House and Senate lawmakers hope to add billions of dollars to the Pentagon budget request submitted by the White House last month. Lawmakers say the additional funds are needed to repair the damage done by military cuts during the Obama administration.
Earlier this year, Mr. Trump touted his first Pentagon budget request as the vehicle that would rebuild the U.S. armed forces back from the strength levels not seen since the post-Vietnam era.
But the $603 billion base budget for the Pentagon, plus the $65 billion for ongoing combat operations, called for by Mr. Trump’s national security team, merely “repairs” the damage done via past budget cuts and falls short of what is needed to begin modernizing American forces, analysts at the conservative Washington-based American Enterprise Institute said in a new report Monday.
House Armed Services Committee Chairman Mac Thornberry, Texas Republican, released details of his own draft budget plan Monday, calling for nearly $37 billion extra for defense spending, setting the baseline budget at $640 billion.
“Today, we have too many planes that cannot fly, too many ships that cannot sail, too many soldiers who cannot deploy, while too many threats are gathering,” Mr. Thornberry told reporters on Capitol Hill.
Mr. Thornberry had planned to unveil his committee’s proposal, including the revised topline figures, last Friday. However, panel members canceled the rollout at the last minute, reportedly over confusion over how high House Republicans wanted to go above President Trump’s proposal. Mr. Thornberry’s bigger defense request is also facing pushback from deficit hawks in the Republican House caucus.
Mr. Thornberry said he would be open to adjusting the panel’s figures once the House and Senate negotiators meet to hammer out a compromise budget outline. But the Texas lawmaker did say the $40 billion increase would likely be part of the full House defense panel’s proposal, he told reporters on Capitol Hill Monday.
The House increase keeps pace with the increases called for by Senate Republicans. The budget proposal drafted by Senate Armed Services Chairman John McCain, Arizona Republican, also calls for a $640 billion Pentagon base budget. But the Senate panel is calling for an additional $5 billion for the department’s war coffers. The additional funds would be used to finance U.S. operations in eastern Europe aimed at countering Russian aggression in the region.
While both proposed increases should satisfy defense hawks on Capitol Hill, the president’s military budget blueprint “emphasizes the conflicts of today and the wars of the distant future, while discounting the long bar of the medium term, wherein most strategic and military risk lies,” Mackenzie Eaglen, senior defense budget analyst at AEI, said in a new report released Monday.
“President Trump’s overall federal spending blueprint suggests that balancing the budget ranks above rebuilding the military in the administration’s list of priorities,” Ms. Eaglen wrote. “This should raise concerns about the president’s commitment to rebuilding the military and his ability to deliver the legislative changes Congress will need to do so.”

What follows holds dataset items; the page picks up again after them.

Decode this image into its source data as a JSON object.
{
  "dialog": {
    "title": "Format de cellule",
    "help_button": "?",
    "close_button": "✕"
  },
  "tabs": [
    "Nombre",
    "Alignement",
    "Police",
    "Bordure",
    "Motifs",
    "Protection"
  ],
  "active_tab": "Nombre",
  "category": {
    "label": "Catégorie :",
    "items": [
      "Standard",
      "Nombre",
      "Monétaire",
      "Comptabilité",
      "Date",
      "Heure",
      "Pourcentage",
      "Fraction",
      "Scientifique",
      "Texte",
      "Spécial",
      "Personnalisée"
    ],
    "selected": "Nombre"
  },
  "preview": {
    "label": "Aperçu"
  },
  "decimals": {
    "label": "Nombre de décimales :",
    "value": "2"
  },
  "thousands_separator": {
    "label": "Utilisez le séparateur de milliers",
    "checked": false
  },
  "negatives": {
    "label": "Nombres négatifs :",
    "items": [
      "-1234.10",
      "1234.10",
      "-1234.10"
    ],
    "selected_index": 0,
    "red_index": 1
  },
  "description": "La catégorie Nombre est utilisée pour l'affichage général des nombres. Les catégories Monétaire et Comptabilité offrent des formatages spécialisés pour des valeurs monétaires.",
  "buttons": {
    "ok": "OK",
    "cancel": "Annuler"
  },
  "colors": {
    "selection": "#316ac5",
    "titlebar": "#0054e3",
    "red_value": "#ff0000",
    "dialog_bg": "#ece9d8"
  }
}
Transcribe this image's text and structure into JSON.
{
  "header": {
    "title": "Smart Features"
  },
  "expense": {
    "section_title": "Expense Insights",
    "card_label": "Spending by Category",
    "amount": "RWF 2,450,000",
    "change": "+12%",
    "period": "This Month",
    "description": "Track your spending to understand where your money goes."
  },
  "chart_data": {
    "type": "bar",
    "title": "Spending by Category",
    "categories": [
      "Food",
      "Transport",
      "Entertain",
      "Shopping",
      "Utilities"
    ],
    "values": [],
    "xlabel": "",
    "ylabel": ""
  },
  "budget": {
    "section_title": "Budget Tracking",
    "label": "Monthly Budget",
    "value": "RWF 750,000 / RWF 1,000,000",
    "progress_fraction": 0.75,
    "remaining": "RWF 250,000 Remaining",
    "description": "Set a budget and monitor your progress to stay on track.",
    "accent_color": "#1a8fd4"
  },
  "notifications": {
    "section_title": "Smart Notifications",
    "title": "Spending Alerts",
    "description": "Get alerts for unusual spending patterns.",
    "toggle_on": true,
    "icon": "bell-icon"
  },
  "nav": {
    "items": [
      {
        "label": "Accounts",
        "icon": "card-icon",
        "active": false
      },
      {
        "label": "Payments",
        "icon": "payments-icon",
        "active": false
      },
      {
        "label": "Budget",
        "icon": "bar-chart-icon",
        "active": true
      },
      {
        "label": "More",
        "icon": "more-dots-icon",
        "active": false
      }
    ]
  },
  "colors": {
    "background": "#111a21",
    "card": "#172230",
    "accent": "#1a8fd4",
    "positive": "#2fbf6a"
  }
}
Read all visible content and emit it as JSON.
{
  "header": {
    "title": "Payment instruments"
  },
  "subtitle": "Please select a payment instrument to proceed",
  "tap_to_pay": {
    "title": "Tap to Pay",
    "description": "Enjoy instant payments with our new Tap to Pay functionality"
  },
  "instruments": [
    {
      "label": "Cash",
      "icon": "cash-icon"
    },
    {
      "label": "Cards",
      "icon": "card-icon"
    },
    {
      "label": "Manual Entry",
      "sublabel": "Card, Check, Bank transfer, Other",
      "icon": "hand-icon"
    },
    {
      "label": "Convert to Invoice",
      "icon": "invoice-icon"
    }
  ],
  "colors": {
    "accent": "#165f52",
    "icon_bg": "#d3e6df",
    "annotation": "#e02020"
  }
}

While Mr. Trump’s baseline and war funding proposal of $668 billion combined is $33 billion more than what the Pentagon was allocated last fiscal year — $18 billion over what Obama-era defense officials forecasted for this fiscal year, the proposal is a far cry from his campaign promise last year to bring defense spending to a much more ambitious level.
“No honest observer would call this a ’historic’ increase,” Ms. Eaglen said.
The conservative think tank also faulted the White House’s military investment priorities. The Trump plan, like the Obama budgets before, remains fixated on the “light-footprint wars” in Iraq, Syria and elsewhere that require little U.S. firepower or personnel.
That approach, which leans upon indigenous groups fighting America’s wars, ignores the threat or larger nations like Russia and China. Those conflicts will require a robust conventional forces of more warships, fighters, bombers and tanks. Those valued procurement accounts got short shrift in the Trump budget, Ms. Eaglen says.
Senate Democrats, who have the power to filibuster the new budget, signaled Monday they would be seeking domestic program increases as the price for more Pentagon funding.
Senate Minority Leader Charles E. Schumer of New York and other top Democrats delivered the message in a letter to GOP leaders on Monday that also restated their opposition to Mr. Trump’s promised wall along the U.S.-Mexico border, The Associated Press reported.